Thanks to those who read and gave feedback on the manuscript, including Anne Aylor, Oonagh Barronwell, Paula Brooke, Nick Caistor, Claudia Devlin, Hannah Harper, Tom Hill, Narelle Hill, Debra Isaac, Campaspe Lloyd-Jacob, Gerard Macdonald, Fra von Massow, Tray Morgan, Andy Morwood, Teresa Mulligan, Hekate Papadaki, Sara Sha’ath, Alice Slater, Charlotte Stretch, Beatrice Sudsbury, Catriona Ward and Anna Wood.
And also to Annabel Elton, Billy Gray, Vicky Grut, Christopher Healey, Eoin Lafferty, Anna McKechnie and Mabel Morris.
And I am indebted to a great many more people for their help and enthusiasm.
‘You know there was an old woman mugged around here?’ Carla says, letting her long black ponytail snake over one shoulder. ‘Well, actually, it was Weymouth, but it could have been here. So you see, you can’t be too careful. They found her with half her face smashed in.’
This last bit is said in a hushed voice, but hearing isn’t one of my problems. I wish Carla wouldn’t tell me these things; they leave me with an uneasy feeling long after I’ve forgotten the stories themselves. I shudder and look out of the window. I can’t think which direction Weymouth is in. A bird flies by.
‘Have I got enough eggs?’
‘Plenty, so you don’t have to go out today.’
She picks up the carers’ folder, nodding at me, keeping eye contact until I nod back. I feel like I’m at school. There was something in my head a moment ago, a story, but I’ve lost the thread of it now. Once upon a time, is that how it started? Once upon a time in a deep, dark forest, there lived an old, old woman named Maud. I can’t think what the next bit should be. Something about waiting for her daughter to come and visit, perhaps.

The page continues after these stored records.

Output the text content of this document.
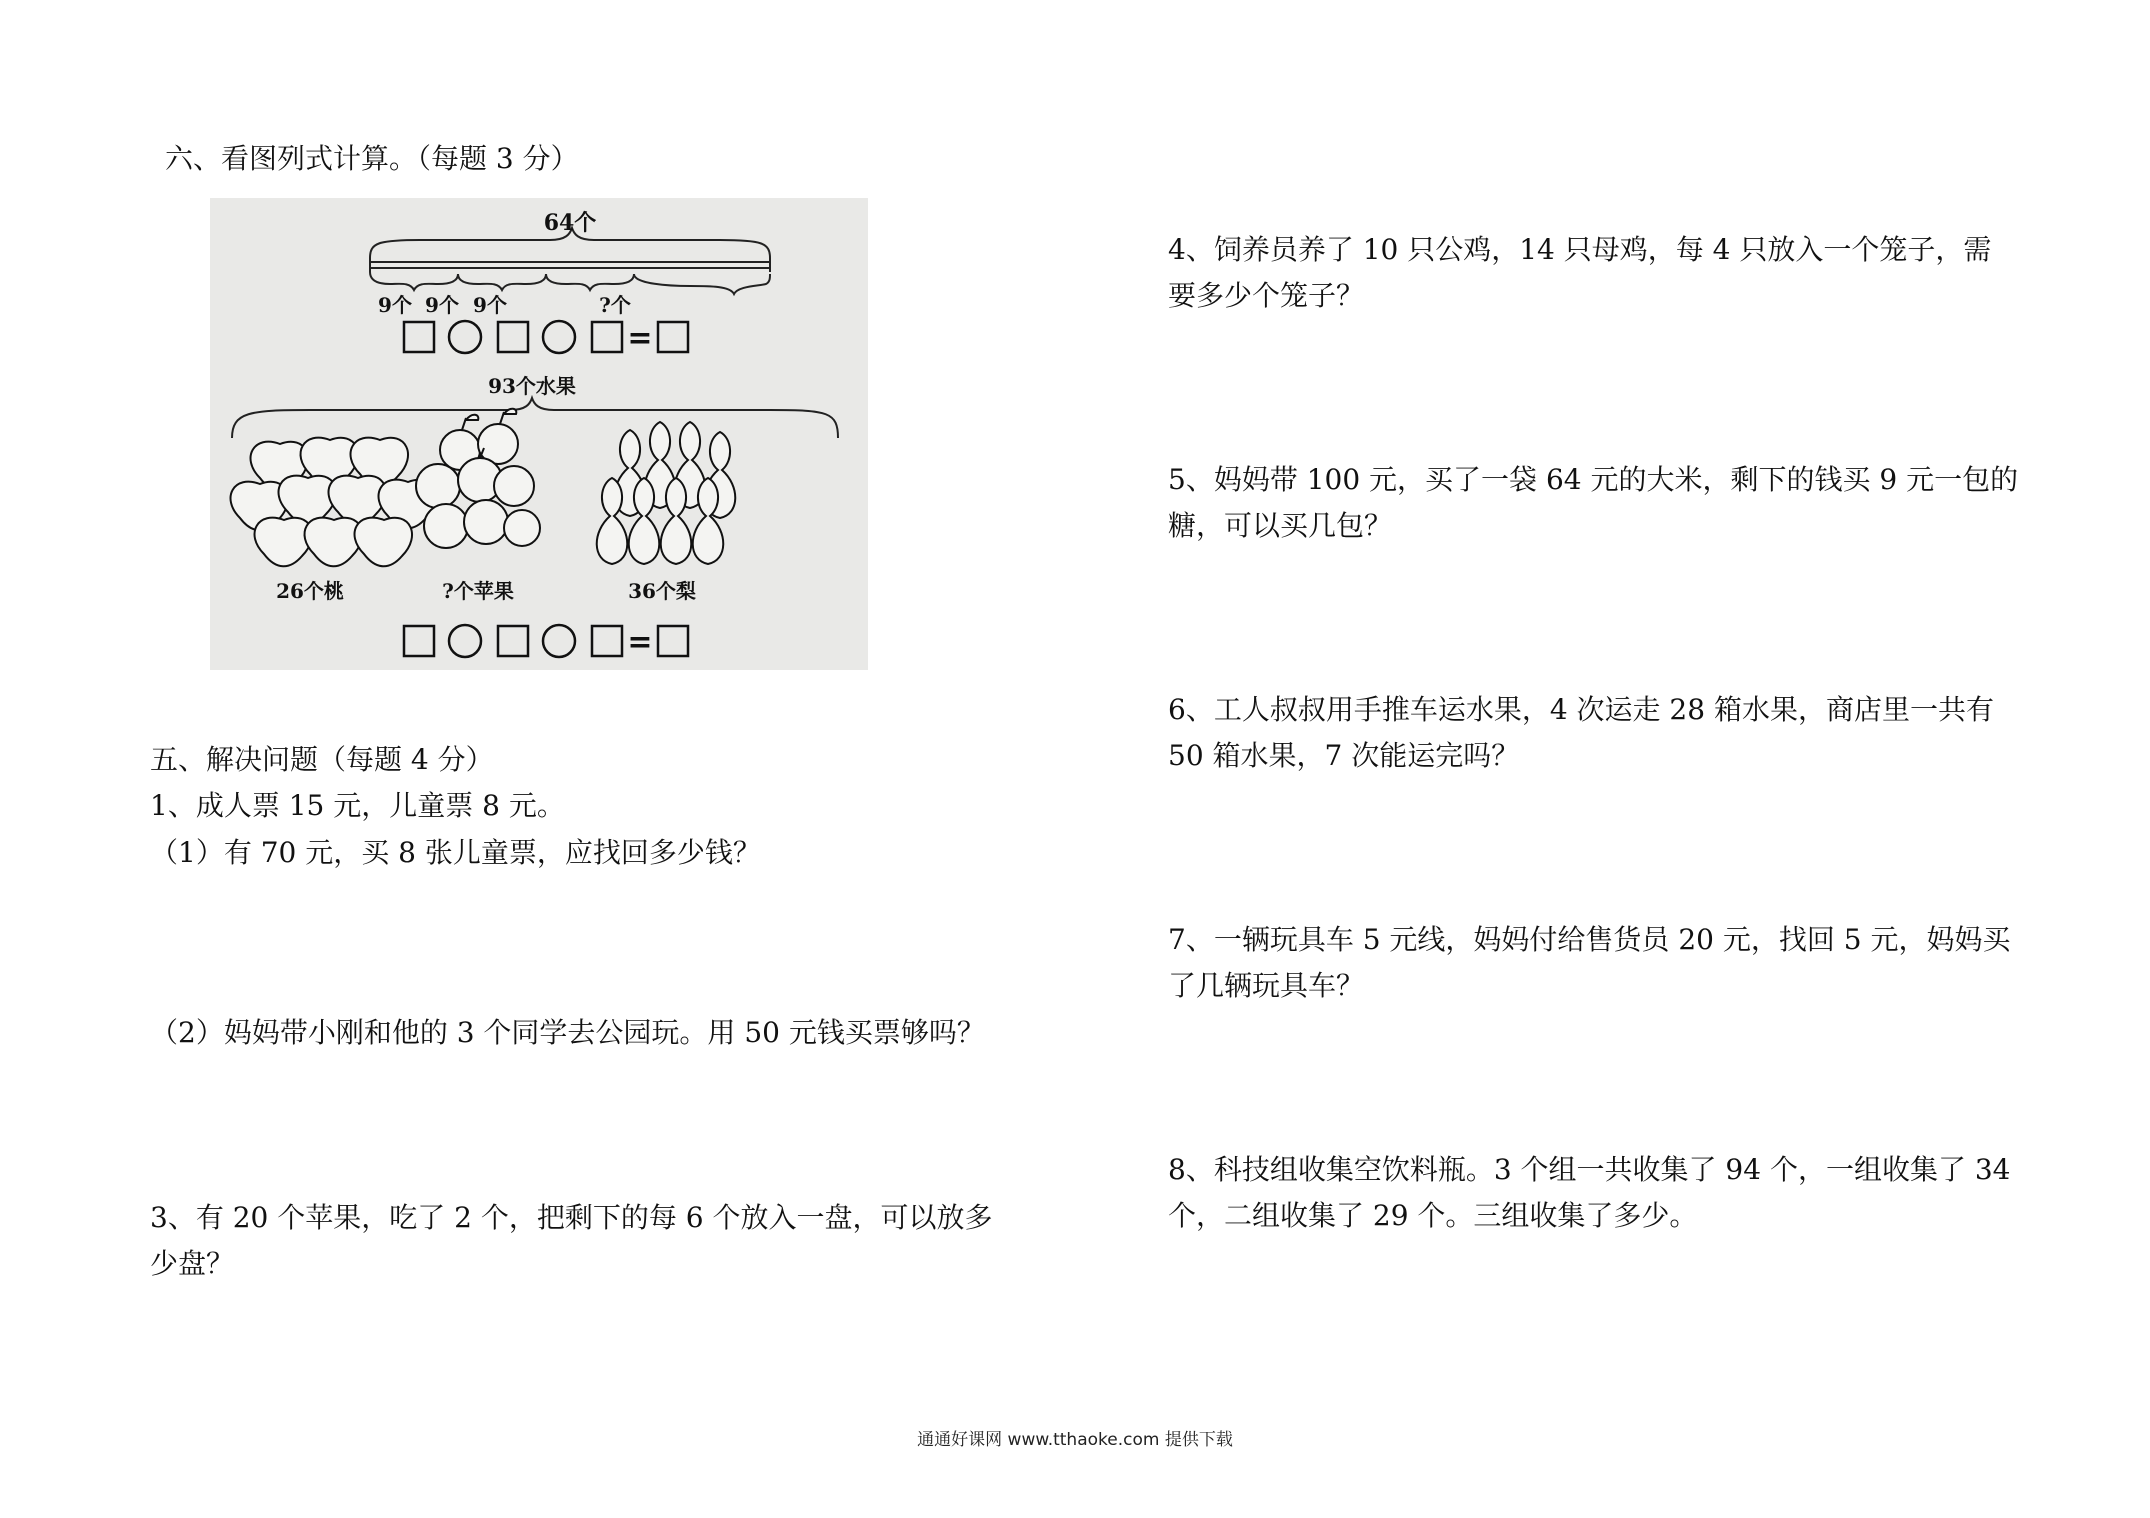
六、看图列式计算。（每题 3 分）
64个
9个 9个 9个	?个
=
93个水果
26个桃	?个苹果	36个梨
=
五、解决问题（每题 4 分）
1、成人票 15 元，儿童票 8 元。
（1）有 70 元，买 8 张儿童票，应找回多少钱？
（2）妈妈带小刚和他的 3 个同学去公园玩。用 50 元钱买票够吗？
3、有 20 个苹果，吃了 2 个，把剩下的每 6 个放入一盘，可以放多
少盘？
4、饲养员养了 10 只公鸡，14 只母鸡，每 4 只放入一个笼子，需
要多少个笼子？
5、妈妈带 100 元，买了一袋 64 元的大米，剩下的钱买 9 元一包的
糖，可以买几包？
6、工人叔叔用手推车运水果，4 次运走 28 箱水果，商店里一共有
50 箱水果，7 次能运完吗？
7、一辆玩具车 5 元线，妈妈付给售货员 20 元，找回 5 元，妈妈买
了几辆玩具车？
8、科技组收集空饮料瓶。3 个组一共收集了 94 个，一组收集了 34
个，二组收集了 29 个。三组收集了多少。
通通好课网 www.tthaoke.com 提供下载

It’s a shame I don’t live in a nice little cottage in a dark forest, I could just fancy that. And my granddaughter might bring me food in a basket.

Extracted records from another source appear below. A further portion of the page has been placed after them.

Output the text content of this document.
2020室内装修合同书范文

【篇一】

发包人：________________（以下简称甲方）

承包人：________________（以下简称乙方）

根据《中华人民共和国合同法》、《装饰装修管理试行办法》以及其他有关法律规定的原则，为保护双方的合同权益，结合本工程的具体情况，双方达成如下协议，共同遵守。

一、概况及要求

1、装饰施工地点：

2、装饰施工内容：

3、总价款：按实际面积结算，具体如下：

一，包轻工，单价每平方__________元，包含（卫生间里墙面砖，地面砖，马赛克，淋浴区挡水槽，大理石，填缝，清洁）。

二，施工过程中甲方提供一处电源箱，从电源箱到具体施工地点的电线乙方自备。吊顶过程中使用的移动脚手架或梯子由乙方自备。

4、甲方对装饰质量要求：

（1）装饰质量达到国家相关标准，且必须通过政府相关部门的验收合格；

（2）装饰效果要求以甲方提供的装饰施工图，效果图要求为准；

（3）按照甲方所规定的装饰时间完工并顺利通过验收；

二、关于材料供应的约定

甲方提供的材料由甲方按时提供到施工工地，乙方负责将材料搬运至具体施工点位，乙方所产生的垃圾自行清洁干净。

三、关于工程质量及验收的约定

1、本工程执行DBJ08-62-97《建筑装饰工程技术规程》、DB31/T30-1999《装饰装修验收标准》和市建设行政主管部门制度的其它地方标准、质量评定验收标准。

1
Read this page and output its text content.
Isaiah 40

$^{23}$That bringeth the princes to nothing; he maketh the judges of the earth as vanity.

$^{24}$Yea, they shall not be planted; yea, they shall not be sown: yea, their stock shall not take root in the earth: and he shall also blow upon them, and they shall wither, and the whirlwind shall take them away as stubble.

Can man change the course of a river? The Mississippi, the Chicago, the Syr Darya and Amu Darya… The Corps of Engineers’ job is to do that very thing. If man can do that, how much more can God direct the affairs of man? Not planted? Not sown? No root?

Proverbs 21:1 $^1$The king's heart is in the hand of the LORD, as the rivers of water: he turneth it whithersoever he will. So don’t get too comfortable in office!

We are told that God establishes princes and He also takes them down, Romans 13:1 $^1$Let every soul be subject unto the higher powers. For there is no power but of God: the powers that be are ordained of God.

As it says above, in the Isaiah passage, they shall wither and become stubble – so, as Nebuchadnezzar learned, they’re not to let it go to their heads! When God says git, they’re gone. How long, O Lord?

A bang, somewhere in the house, makes my eyes skitter across the sitting room, there’s an animal, an animal for wearing outside, lying over the arm of the settee. It’s Carla’s. She never hangs it up, worried she’ll forget it, I expect. I can’t help staring at it, sure it will move, scurry away to a corner, or eat me up and take my place. And Katy will have to remark on its big eyes, its big teeth.
‘All these tins of peaches!’ Carla shouts from the kitchen. Carla the carer. ‘Carers’ is what they call them. ‘You must stop buying food,’ she calls again. I can hear the scrape of tins against my Formica worktop. ‘You have enough for an army.’
Enough food. You can never have enough. Most of it seems to go missing anyway, and can’t be found even after I’ve bought it. I don’t know who’s eating it all. My daughter’s the same. ‘No more cans, Mum,’ she says, going through my cupboards at every opportunity. I think she must be feeding someone. Half the stuff disappears home with her, and then she wonders why I need to go shopping again. Anyway, it’s not like I have many treats left in life.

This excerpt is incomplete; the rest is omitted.